Più coraggio per essere diversi, ciò significa rimanere se stessi,
meno sforzi per l'armonizzazione e il plauso, cittadinanza più impegnata - che non danneggia né l'individuo né la comunità. Non dobbiamo spacciare quello che abbiamo sulla nostra terra in modo missionario. Ma consapevoli di ciò che la Svizzera ha significato nella storia semplicemente per la sua esistenza - una confederazione dal basso,
in cui il principio giuridico ha potuto affermarsi sul principio del potere - nella consapevolezza del perché questi inospitali "macigni" (Voltaire) hanno acquisito un posto nella storia del mondo, il coraggio di essere diversi è una prospettiva più che vivibile.
Anche se alla Svizzera mancano le apparenze esteriori di grandi potenze basate sulla violenza, esiste come messaggio inequivocabile: un'alternativa è possibile.
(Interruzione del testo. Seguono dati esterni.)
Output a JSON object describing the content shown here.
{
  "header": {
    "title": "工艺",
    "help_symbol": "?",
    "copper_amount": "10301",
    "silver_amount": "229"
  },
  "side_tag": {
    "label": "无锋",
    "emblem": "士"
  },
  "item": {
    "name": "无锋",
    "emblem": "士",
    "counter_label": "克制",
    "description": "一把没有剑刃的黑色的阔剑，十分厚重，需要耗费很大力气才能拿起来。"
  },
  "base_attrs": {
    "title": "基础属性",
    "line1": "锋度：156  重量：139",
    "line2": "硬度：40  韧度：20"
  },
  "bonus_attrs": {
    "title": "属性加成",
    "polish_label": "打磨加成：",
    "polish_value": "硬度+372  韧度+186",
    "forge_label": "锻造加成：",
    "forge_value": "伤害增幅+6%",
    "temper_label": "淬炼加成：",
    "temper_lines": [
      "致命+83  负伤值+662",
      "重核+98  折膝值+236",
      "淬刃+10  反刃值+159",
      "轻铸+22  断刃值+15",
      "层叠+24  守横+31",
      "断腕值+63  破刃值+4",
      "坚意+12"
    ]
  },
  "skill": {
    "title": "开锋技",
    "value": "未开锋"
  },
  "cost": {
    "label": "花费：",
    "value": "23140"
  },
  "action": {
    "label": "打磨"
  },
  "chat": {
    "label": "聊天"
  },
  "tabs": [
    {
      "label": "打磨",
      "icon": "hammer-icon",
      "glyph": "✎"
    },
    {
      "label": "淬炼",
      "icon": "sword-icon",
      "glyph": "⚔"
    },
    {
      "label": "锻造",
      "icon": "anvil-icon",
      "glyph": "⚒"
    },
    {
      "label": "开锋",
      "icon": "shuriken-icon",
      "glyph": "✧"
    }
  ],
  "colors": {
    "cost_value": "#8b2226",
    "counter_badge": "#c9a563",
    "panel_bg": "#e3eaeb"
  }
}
Paul Widmer (1949), ex ambasciatore, diplomatico dal 1977 al 2014, con incarichi tra cui a New York, Washington, Berlino, Zagabria e la Santa Sede, Docente di Relazioni Internazionali all'Uni-St. Gallen (2011-2018), editorialista ospite per NZZ am Sonntag (2016-2021). Autore di diversi libri politici e storici, tra cui La legazione svizzera a Berlino (1997), La Svizzera come caso speciale (2007), Diplomazia. Un manuale (2a edizione 2018) e il consigliere federale Arthur Hoffmann. Rise and Fall (2017), tutti pubblicati da NZZ Libro.